Mas esse mesmo olhar confiante da câmera parece não encontrar o mesmo equilíbrio nas palavras. O filme fala demais – e não há problema em ser falante, desde que a fala acrescente algo que a imagem não possa dizer. Aqui, no entanto, os longos monólogos e narrativas declamadas parecem duvidar do poder do próprio cinema. As falas se estendem, poéticas e autoconscientes, repetindo sentimentos que já estavam impressos na tela; a solidão do vampiro, o tédio da imortalidade, o peso da performance. É como se o roteiro não confiasse no que o quadro já dizia silenciosamente. E nesse excesso, o espectador perde um pouco da magia que o olhar inicial prometia.

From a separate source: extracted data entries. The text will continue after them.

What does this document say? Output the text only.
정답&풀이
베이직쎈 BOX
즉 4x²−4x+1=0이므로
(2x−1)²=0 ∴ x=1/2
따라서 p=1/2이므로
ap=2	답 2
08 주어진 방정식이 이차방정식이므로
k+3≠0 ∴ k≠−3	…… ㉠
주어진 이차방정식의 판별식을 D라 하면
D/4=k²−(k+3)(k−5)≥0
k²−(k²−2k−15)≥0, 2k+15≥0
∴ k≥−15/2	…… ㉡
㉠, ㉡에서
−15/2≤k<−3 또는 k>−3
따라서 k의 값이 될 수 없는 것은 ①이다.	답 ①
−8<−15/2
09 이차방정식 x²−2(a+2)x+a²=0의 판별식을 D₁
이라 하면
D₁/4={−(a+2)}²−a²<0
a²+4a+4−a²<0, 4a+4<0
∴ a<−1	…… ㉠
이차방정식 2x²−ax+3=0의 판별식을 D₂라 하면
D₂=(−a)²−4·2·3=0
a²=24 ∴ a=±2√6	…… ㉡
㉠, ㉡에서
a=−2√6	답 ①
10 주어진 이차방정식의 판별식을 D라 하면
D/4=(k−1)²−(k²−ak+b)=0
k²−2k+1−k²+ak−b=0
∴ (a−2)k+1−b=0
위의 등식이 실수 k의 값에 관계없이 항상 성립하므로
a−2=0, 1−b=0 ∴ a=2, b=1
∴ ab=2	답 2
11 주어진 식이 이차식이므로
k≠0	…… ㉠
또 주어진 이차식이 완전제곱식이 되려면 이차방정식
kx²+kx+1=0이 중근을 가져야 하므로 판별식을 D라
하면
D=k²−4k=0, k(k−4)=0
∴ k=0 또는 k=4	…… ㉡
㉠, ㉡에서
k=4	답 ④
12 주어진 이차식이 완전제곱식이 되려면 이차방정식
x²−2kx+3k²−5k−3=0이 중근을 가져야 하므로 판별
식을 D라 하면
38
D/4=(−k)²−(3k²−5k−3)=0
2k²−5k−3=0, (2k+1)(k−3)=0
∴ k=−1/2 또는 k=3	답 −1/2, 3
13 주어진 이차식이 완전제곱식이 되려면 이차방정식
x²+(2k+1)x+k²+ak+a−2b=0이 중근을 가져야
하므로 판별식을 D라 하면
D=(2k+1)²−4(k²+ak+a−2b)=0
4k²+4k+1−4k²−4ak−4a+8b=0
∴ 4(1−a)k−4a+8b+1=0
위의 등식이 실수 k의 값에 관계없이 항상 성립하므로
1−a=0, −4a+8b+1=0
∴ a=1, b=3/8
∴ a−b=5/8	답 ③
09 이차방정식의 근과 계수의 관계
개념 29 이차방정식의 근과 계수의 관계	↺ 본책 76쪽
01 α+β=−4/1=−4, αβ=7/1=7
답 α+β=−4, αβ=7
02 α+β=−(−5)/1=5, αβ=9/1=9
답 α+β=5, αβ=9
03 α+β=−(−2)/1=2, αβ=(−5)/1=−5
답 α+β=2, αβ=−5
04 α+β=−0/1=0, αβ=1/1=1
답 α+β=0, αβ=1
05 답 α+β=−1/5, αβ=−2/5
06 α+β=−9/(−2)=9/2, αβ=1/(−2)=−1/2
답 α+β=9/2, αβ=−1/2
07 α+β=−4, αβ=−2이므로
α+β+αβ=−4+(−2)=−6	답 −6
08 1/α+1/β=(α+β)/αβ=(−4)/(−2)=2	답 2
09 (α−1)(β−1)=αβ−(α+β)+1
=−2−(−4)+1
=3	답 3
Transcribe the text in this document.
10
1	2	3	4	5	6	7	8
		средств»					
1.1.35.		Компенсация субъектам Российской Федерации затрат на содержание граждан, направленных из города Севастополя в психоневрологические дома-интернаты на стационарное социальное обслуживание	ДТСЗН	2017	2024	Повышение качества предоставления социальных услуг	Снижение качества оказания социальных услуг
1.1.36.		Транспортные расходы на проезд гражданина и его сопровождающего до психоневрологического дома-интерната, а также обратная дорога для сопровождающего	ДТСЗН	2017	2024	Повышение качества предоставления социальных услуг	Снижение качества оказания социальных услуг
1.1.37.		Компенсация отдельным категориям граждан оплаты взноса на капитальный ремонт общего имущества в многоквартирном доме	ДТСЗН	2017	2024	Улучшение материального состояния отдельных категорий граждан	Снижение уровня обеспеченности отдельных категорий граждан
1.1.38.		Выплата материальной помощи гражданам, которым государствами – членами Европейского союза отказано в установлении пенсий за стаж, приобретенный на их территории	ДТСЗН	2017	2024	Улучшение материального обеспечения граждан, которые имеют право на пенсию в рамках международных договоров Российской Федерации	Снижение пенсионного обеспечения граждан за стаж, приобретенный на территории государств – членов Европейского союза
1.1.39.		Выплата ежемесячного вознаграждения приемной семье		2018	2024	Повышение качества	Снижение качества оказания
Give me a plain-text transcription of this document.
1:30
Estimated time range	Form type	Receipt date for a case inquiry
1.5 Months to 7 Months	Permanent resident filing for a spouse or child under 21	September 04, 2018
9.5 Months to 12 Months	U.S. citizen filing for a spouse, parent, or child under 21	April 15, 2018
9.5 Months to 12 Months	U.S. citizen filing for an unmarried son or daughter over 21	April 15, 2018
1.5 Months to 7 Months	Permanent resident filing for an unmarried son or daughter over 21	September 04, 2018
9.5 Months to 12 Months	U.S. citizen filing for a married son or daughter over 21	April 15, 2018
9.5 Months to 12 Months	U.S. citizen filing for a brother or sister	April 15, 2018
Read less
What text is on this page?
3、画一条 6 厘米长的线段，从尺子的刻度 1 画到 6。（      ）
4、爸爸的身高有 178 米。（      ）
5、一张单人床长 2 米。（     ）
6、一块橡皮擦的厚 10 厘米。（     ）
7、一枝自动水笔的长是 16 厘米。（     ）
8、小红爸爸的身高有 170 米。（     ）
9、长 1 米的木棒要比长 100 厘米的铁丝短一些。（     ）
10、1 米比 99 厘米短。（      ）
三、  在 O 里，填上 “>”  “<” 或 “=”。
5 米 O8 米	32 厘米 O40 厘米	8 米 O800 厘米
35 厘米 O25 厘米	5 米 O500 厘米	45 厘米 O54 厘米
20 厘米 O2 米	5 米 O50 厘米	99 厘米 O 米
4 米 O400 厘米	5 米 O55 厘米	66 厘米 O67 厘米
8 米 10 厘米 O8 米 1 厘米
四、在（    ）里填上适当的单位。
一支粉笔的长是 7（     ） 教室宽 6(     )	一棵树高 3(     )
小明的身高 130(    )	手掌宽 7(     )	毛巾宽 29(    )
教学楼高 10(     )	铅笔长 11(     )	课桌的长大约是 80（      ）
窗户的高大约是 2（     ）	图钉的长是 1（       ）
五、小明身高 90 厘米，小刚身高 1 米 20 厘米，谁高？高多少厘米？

Ainda assim, quando o filme se permite rir de si mesmo. O vampiro que canta, que dança, que confessa seus pecados a um padre ou se encanta por Helena Ignez – tudo isso revela um Nosferatu que já não quer assustar ninguém. Ele quer, talvez, ser compreendido. Há uma ternura nesses momentos que dilui a sombra e a transforma em humanidade. Burlan entende que o medo também pode ser cômico, e é nesse equilíbrio entre o grotesco e o afetuoso que o filme encontra sua alma.
Tecnicamente, Nosferatu é um pequeno laboratório de cinema. O uso do step print (a repetição levemente atrasada de quadros para criar um efeito de descompasso), as laterais borradas e os flares que invadem a lente não são meros adornos, são parte da linguagem, marcas de um diretor que quer lembrar o público de que o cinema é, antes de tudo, invenção. Há uma sinceridade bonita nesse gesto, ainda que nem sempre bem dosada.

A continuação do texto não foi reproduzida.